I finally saw THE SOCIAL NETWORK–and kept saying to myself as I watched, why didn’t I think of that??? Is it worth four stars? Maybe 3 1/2. Is it engrossing? Yes… especially the speed and acuteness of the dialogue, and the maniacal focus and narcissism of the protagonist, Harvard sophomore Mark Zuckerberg(brilliantly embodied by Jesse Eisenberg)who we are led to believe created FACEBOOK–the ultimate internet connector– after he was abruptly disconnected by his girlfriend. He seals (steals?)the concept when his vanity is further wounded by the Winklevoss twins, a pair of blindingly blond Harvard crew gods who look down their aquiline noses at the nerdy computer whiz.
“THE FACEBOOK” takes off, then is further tweaked (“Lose the ‘THE.'”) by “Napster” Sean Parker(Justin Timberlake in a sly, funny take on the nap”star”)and the rest is history: gazillions of hits and billions of dollars.
David Fincher directs screenwriter Aaron Sorkin’s ingenious script. Ingenious because of its intricate structure which propels a simple story into an intriguing maze of chronology, personalities, and hidden motives. Every scene is “Sorkinized”– pumped with the screenwriter’s own obsessiveness; Sorkin admits to taking 8 to 10 showers a day and talks a blue streak. When we first meet him, Zuckerberg attempts to pummel his date into submission (the lovely Rooney Mara, soon to star in THE GIRL WITH THE DRAGON TATTOO) with compulsively self-absorbed questions, smart-ass asides, and infuriating “know-it-all-ness,” like an idiot savant on speed.

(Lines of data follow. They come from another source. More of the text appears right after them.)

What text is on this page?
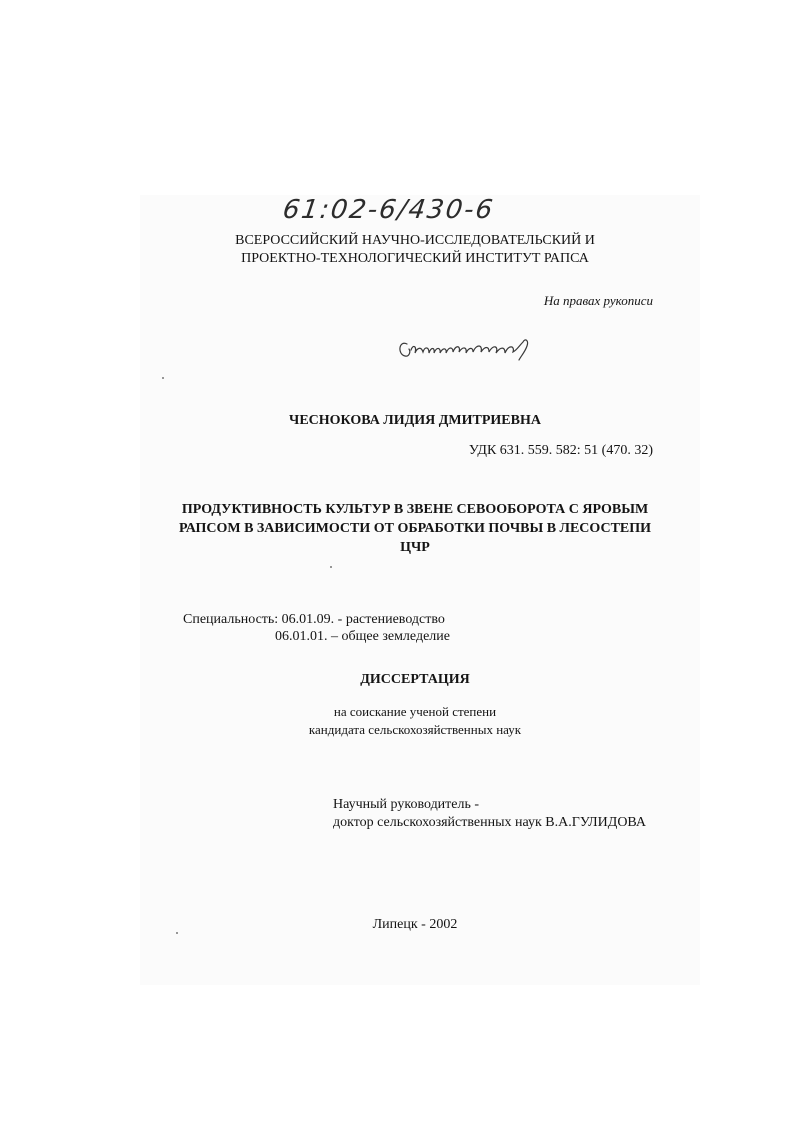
61:02-6/430-6
ВСЕРОССИЙСКИЙ НАУЧНО-ИССЛЕДОВАТЕЛЬСКИЙ И
ПРОЕКТНО-ТЕХНОЛОГИЧЕСКИЙ ИНСТИТУТ РАПСА
На правах рукописи
ЧЕСНОКОВА ЛИДИЯ ДМИТРИЕВНА
УДК 631. 559. 582: 51 (470. 32)
ПРОДУКТИВНОСТЬ КУЛЬТУР В ЗВЕНЕ СЕВООБОРОТА С ЯРОВЫМ
РАПСОМ В ЗАВИСИМОСТИ ОТ ОБРАБОТКИ ПОЧВЫ В ЛЕСОСТЕПИ
ЦЧР
Специальность: 06.01.09. - растениеводство
06.01.01. – общее земледелие
ДИССЕРТАЦИЯ
на соискание ученой степени
кандидата сельскохозяйственных наук
Научный руководитель -
доктор сельскохозяйственных наук В.А.ГУЛИДОВА
Липецк - 2002
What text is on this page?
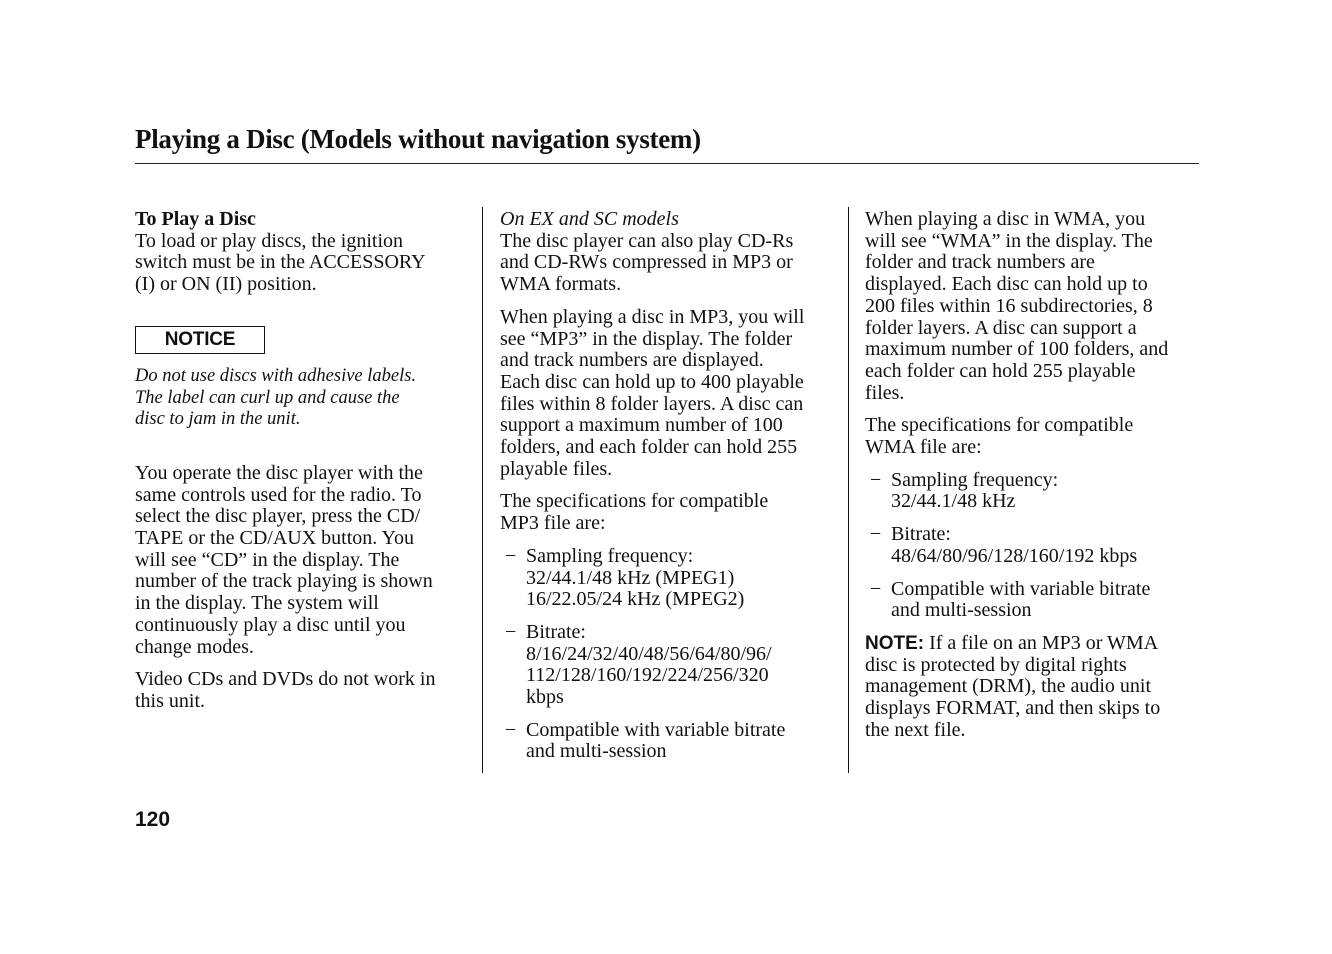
Playing a Disc (Models without navigation system)
To Play a Disc

To load or play discs, the ignition
switch must be in the ACCESSORY
(I) or ON (II) position.

NOTICE

Do not use discs with adhesive labels.
The label can curl up and cause the
disc to jam in the unit.

You operate the disc player with the
same controls used for the radio. To
select the disc player, press the CD/
TAPE or the CD/AUX button. You
will see “CD” in the display. The
number of the track playing is shown
in the display. The system will
continuously play a disc until you
change modes.

Video CDs and DVDs do not work in
this unit.

On EX and SC models

The disc player can also play CD-Rs
and CD-RWs compressed in MP3 or
WMA formats.

When playing a disc in MP3, you will
see “MP3” in the display. The folder
and track numbers are displayed.
Each disc can hold up to 400 playable
files within 8 folder layers. A disc can
support a maximum number of 100
folders, and each folder can hold 255
playable files.

The specifications for compatible
MP3 file are:

− Sampling frequency:
32/44.1/48 kHz (MPEG1)
16/22.05/24 kHz (MPEG2)
− Bitrate:
8/16/24/32/40/48/56/64/80/96/
112/128/160/192/224/256/320
kbps
− Compatible with variable bitrate
and multi-session

When playing a disc in WMA, you
will see “WMA” in the display. The
folder and track numbers are
displayed. Each disc can hold up to
200 files within 16 subdirectories, 8
folder layers. A disc can support a
maximum number of 100 folders, and
each folder can hold 255 playable
files.

The specifications for compatible
WMA file are:

− Sampling frequency:
32/44.1/48 kHz
− Bitrate:
48/64/80/96/128/160/192 kbps
− Compatible with variable bitrate
and multi-session

NOTE: If a file on an MP3 or WMA
disc is protected by digital rights
management (DRM), the audio unit
displays FORMAT, and then skips to
the next file.

120
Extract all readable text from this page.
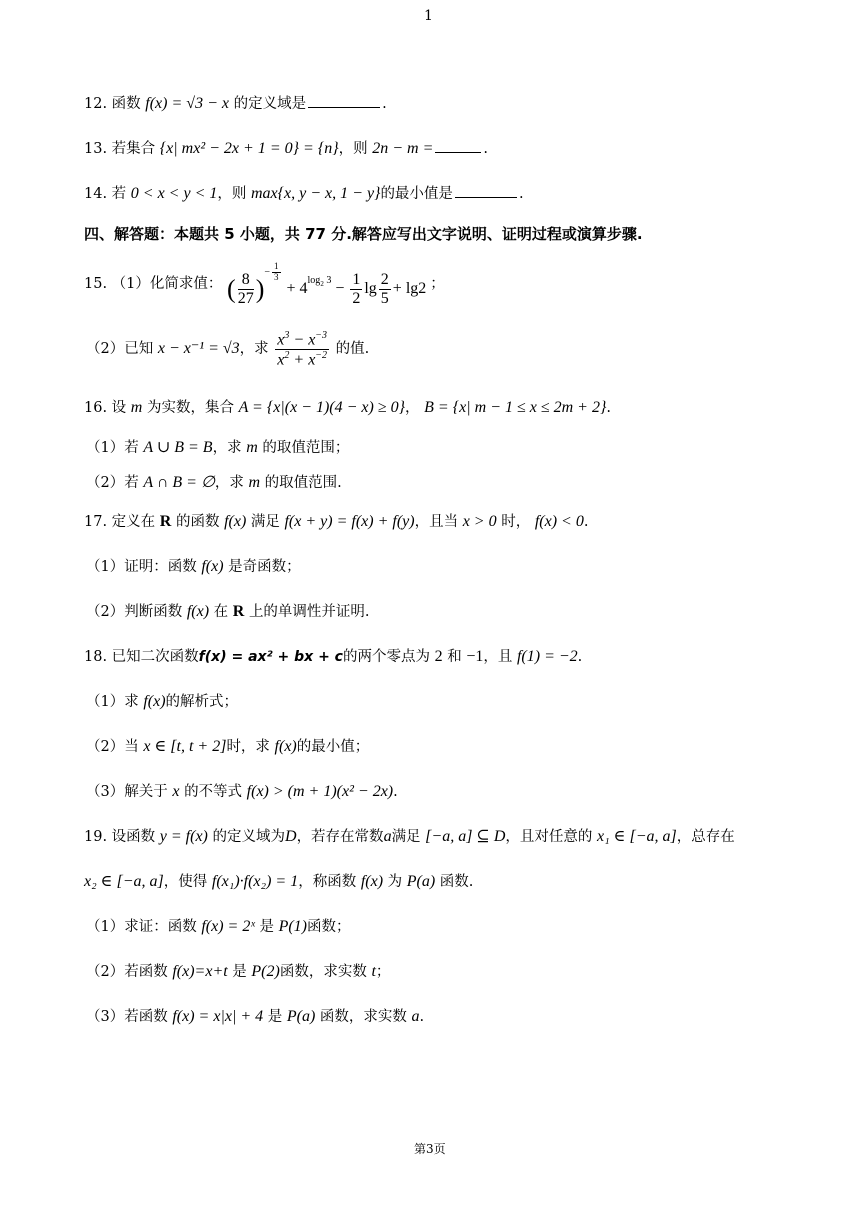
1
12. 函数 f(x) = √3 − x 的定义域是	.
13. 若集合 {x| mx² − 2x + 1 = 0} = {n}，则 2n − m =	.
14. 若 0 < x < y < 1，则 max{x, y − x, 1 − y}的最小值是	.
四、解答题：本题共 5 小题，共 77 分.解答应写出文字说明、证明过程或演算步骤.
15. （1）化简求值： ( $\frac{8}{27} )^{- \frac{1}{3}}$
+ $4^{log_2 3} - \frac{1}{2}$ $\lg \frac{2}{5} + \lg 2$ ；
（2）已知 x − x⁻¹ = √3，求 $\frac{x^3 - x^{-3}}{x^2 + x^{-2}}$ 的值.
16. 设 m 为实数，集合 A = {x|(x − 1)(4 − x) ≥ 0}， B = {x| m − 1 ≤ x ≤ 2m + 2}.
（1）若 A ∪ B = B，求 m 的取值范围；
（2）若 A ∩ B = ∅，求 m 的取值范围.
17. 定义在 R 的函数 f(x) 满足 f(x + y) = f(x) + f(y)，且当 x > 0 时， f(x) < 0.
（1）证明：函数 f(x) 是奇函数；
（2）判断函数 f(x) 在 R 上的单调性并证明.
18. 已知二次函数f(x) = ax² + bx + c的两个零点为 2 和 −1，且 f(1) = −2.
（1）求 f(x)的解析式；
（2）当 x ∈ [t, t + 2]时，求 f(x)的最小值；
（3）解关于 x 的不等式 f(x) > (m + 1)(x² − 2x).
19. 设函数 y = f(x) 的定义域为D，若存在常数a满足 [−a, a] ⊆ D，且对任意的 x₁ ∈ [−a, a]，总存在
x₂ ∈ [−a, a]，使得 f(x₁)·f(x₂) = 1，称函数 f(x) 为 P(a) 函数.
（1）求证：函数 f(x) = 2ˣ 是 P(1)函数；
（2）若函数 f(x)=x+t 是 P(2)函数，求实数 t；
（3）若函数 f(x) = x|x| + 4 是 P(a) 函数，求实数 a.
第3页
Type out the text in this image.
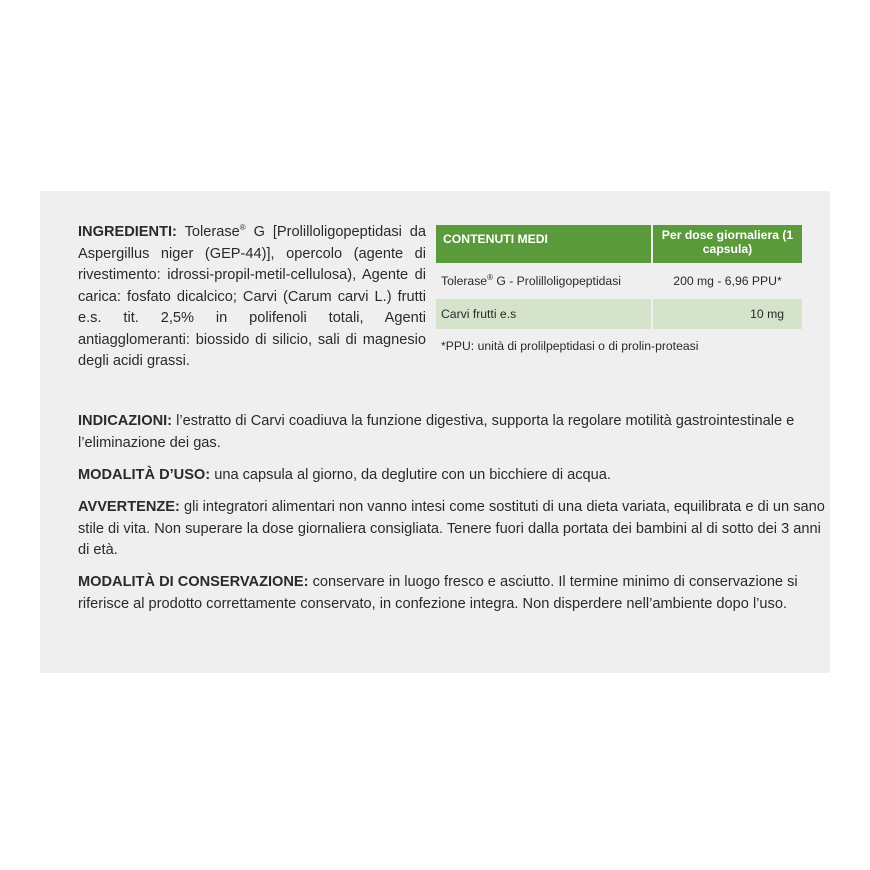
INGREDIENTI: Tolerase® G [Prolilloligopeptidasi da Aspergillus niger (GEP-44)], opercolo (agente di rivestimento: idrossi-propil-metil-cellulosa), Agente di carica: fosfato dicalcico; Carvi (Carum carvi L.) frutti e.s. tit. 2,5% in polifenoli totali, Agenti antiagglomeranti: biossido di silicio, sali di magnesio degli acidi grassi.
CONTENUTI MEDI	Per dose giornaliera (1 capsula)
Tolerase® G - Prolilloligopeptidasi	200 mg - 6,96 PPU*
Carvi frutti e.s	10 mg
*PPU: unità di prolilpeptidasi o di prolin-proteasi
INDICAZIONI: l’estratto di Carvi coadiuva la funzione digestiva, supporta la regolare motilità gastrointestinale e l’eliminazione dei gas.
MODALITÀ D’USO: una capsula al giorno, da deglutire con un bicchiere di acqua.
AVVERTENZE: gli integratori alimentari non vanno intesi come sostituti di una dieta variata, equilibrata e di un sano stile di vita. Non superare la dose giornaliera consigliata. Tenere fuori dalla portata dei bambini al di sotto dei 3 anni di età.
MODALITÀ DI CONSERVAZIONE: conservare in luogo fresco e asciutto. Il termine minimo di conservazione si riferisce al prodotto correttamente conservato, in confezione integra. Non disperdere nell’ambiente dopo l’uso.
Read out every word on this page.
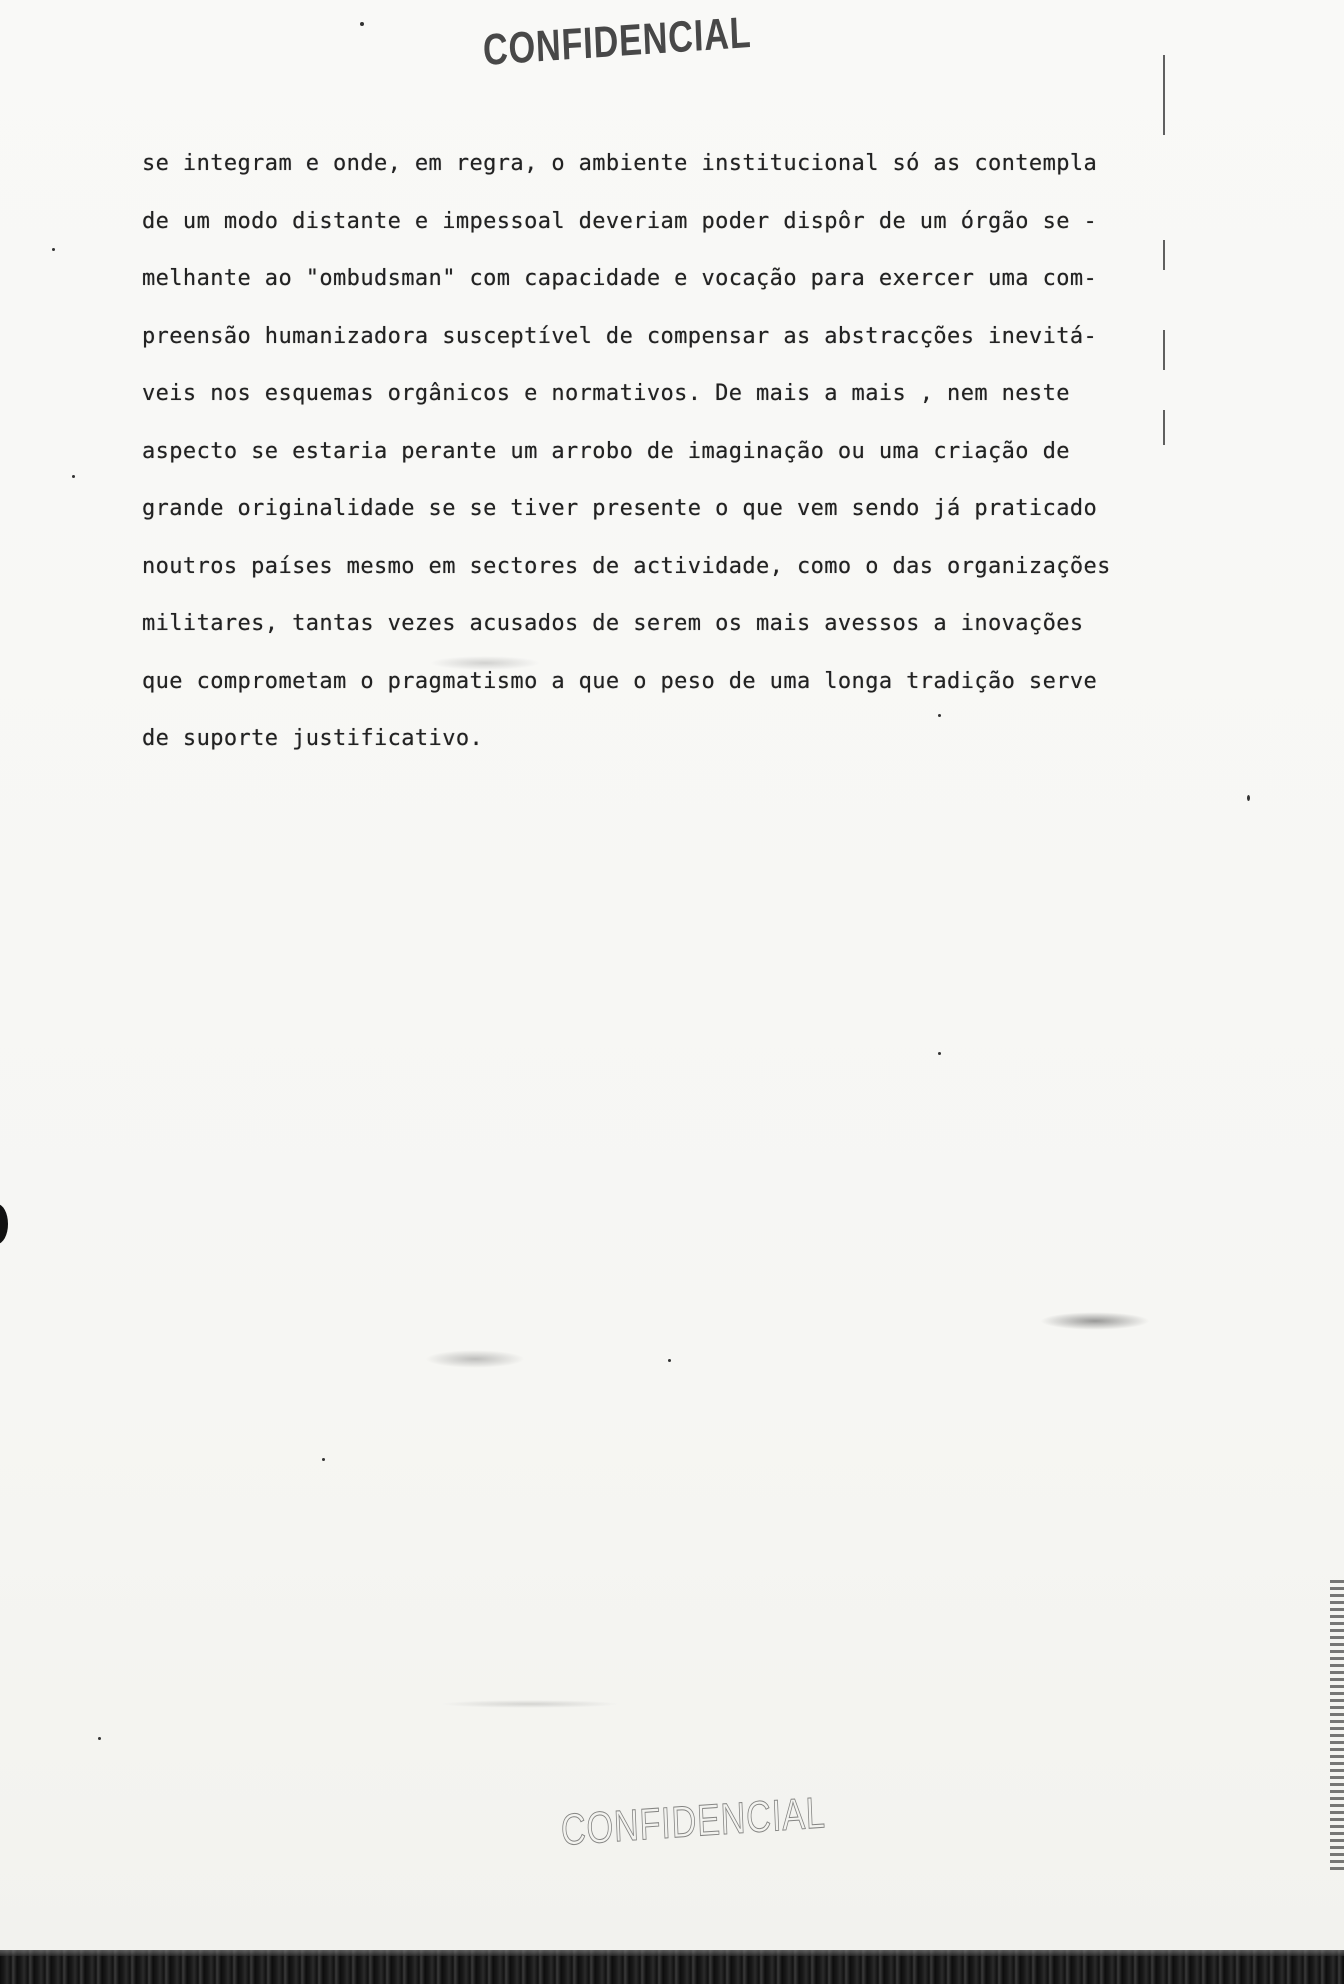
CONFIDENCIAL
se integram e onde, em regra, o ambiente institucional só as contempla
de um modo distante e impessoal deveriam poder dispôr de um órgão se -
melhante ao "ombudsman" com capacidade e vocação para exercer uma com-
preensão humanizadora susceptível de compensar as abstracções inevitá-
veis nos esquemas orgânicos e normativos. De mais a mais , nem neste
aspecto se estaria perante um arrobo de imaginação ou uma criação de
grande originalidade se se tiver presente o que vem sendo já praticado
noutros países mesmo em sectores de actividade, como o das organizações
militares, tantas vezes acusados de serem os mais avessos a inovações
que comprometam o pragmatismo a que o peso de uma longa tradição serve
de suporte justificativo.
CONFIDENCIAL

This opening scene alone is worth the price of admission.
Whether or not Zuckerberg is the vindictive wunderkind who ruthlessly disposed of his co-creator Edouardo Saverin (as the film cagily implies) I do not know. Sorkin’s script is deliberately opaque in this regard and that’s a flaw, that and the way Eisenberg’s face goes slack whenever his character is called to account. How convenient–or lazy of Sorkin not to commit. I also thought the sight of Harvard coeds casually stripping on tabletops in wood paneled dorm rooms a bit of a stretch.

But THE SOCIAL NETWORK does a good job of stripping this true story down to its bare essentials and entertaining us with a modern fable of no small net worth.